Triple3(A,Pr,Pa)→np(A), prep(Pr), np(Pa).
Triple4(none,Pr,Pa)→prep(Pr), np(Pa).
Triple5(A,none,none)→np(A).
The vtp(Pr) denotes the predicate is a transitive verb phrase, which contains a transitive verb in the rightmost position in the phrase; likewise the vip(Pr) denotes the predicate is an intransitive verb phrase, which contains an intransitive verb in the rightmost position in the phrase. In the rule Triple3, the prep(Pr) denotes the predicate is a preposition.

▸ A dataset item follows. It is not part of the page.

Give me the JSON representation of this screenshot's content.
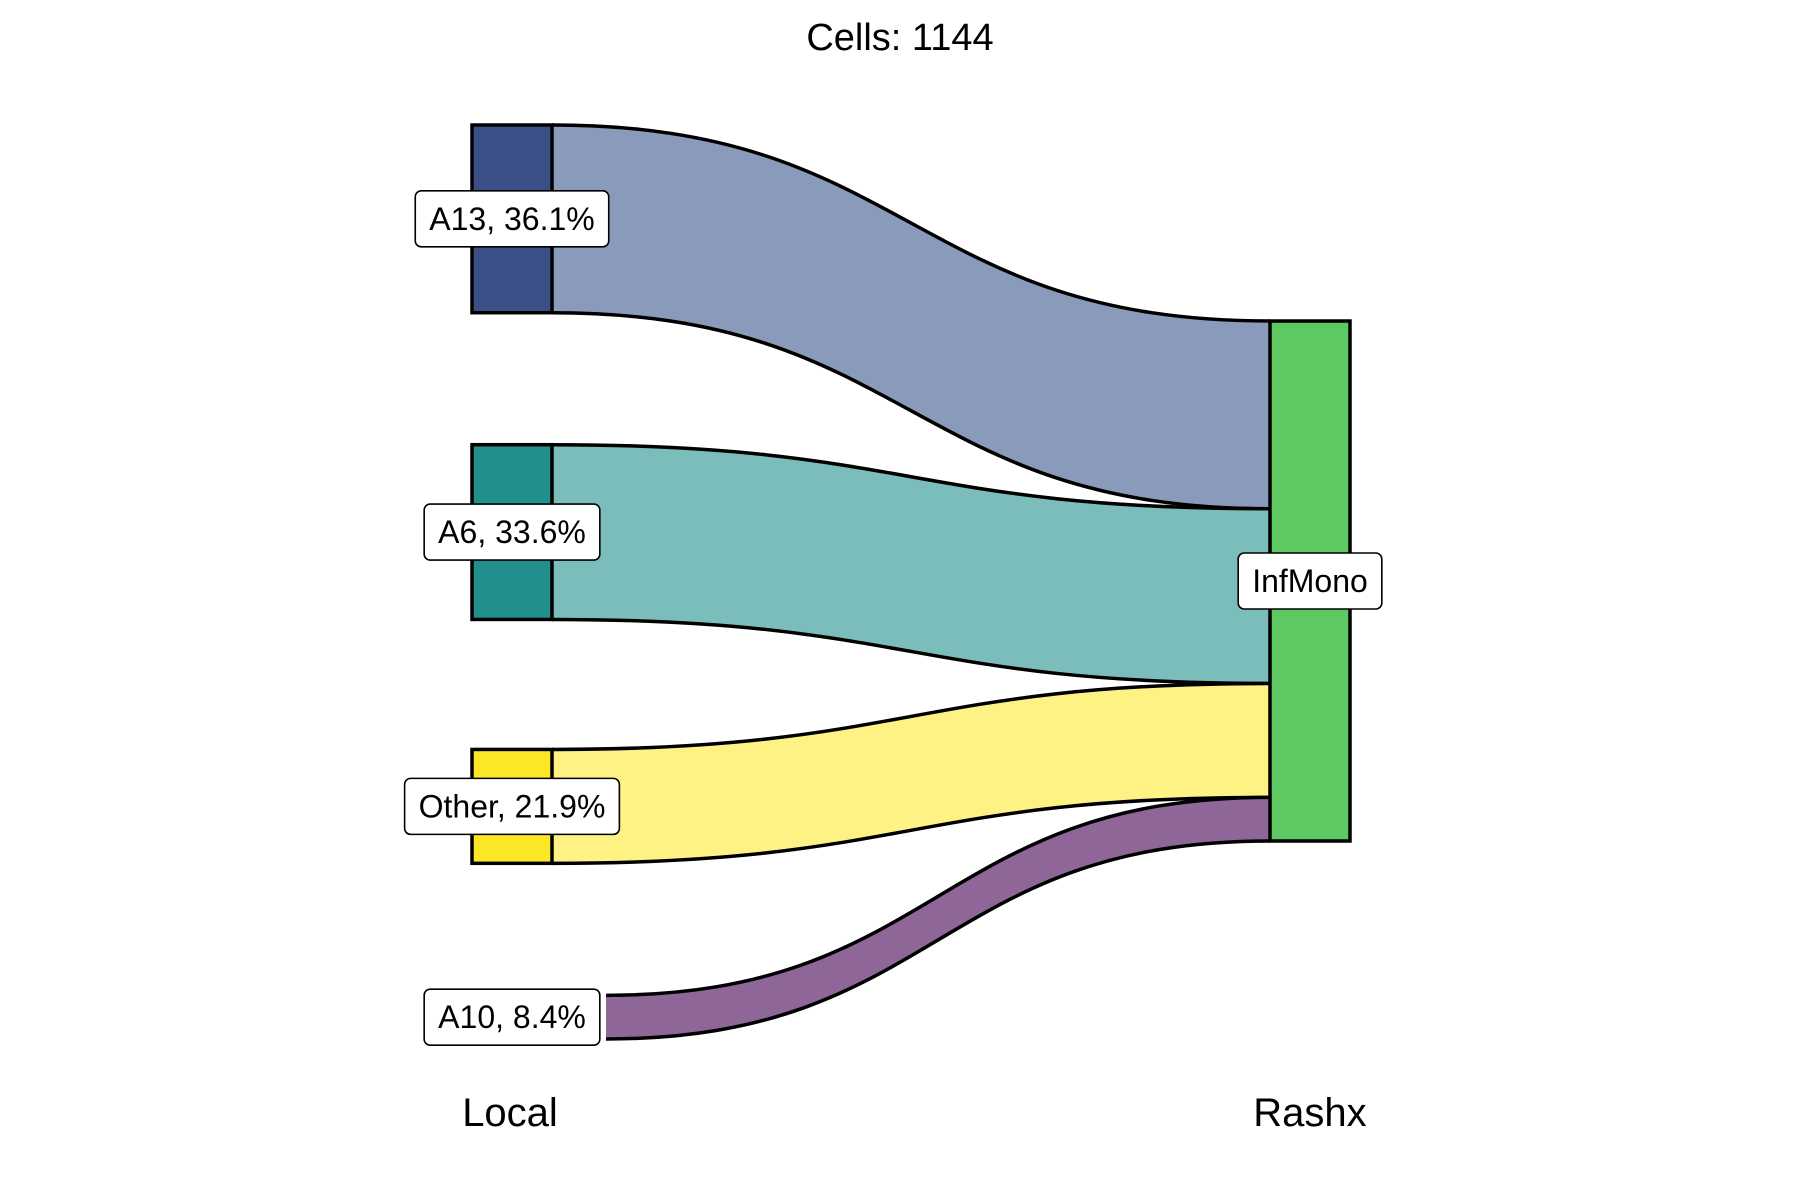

If all the rules in the Triple Rule Set failed, the Triple Exception Rules referring to the phenomenon of zero anaphora in Chinese is utilized:
Triple Exception Rules:
Triple1e1(zero,Pr,Pa)→vtp(Pr), np(Pa).
Triple1e2(A,Pr,zero)→np(A), vtp(Pr).
Triple1e3(zero,Pr,zero)→vtp(Pr).
Triple23(zero,Pr,none)→vip(Pr).
The zero anaphora in Chinese generally occurs in the topic, subject or object position. The rules Triple1e1, Triple1e3, and Triple2e reflect the zero anaphora occurs in the topic or subject position. The rule Triple1e2 reflects the zero anaphora occurs in the object position.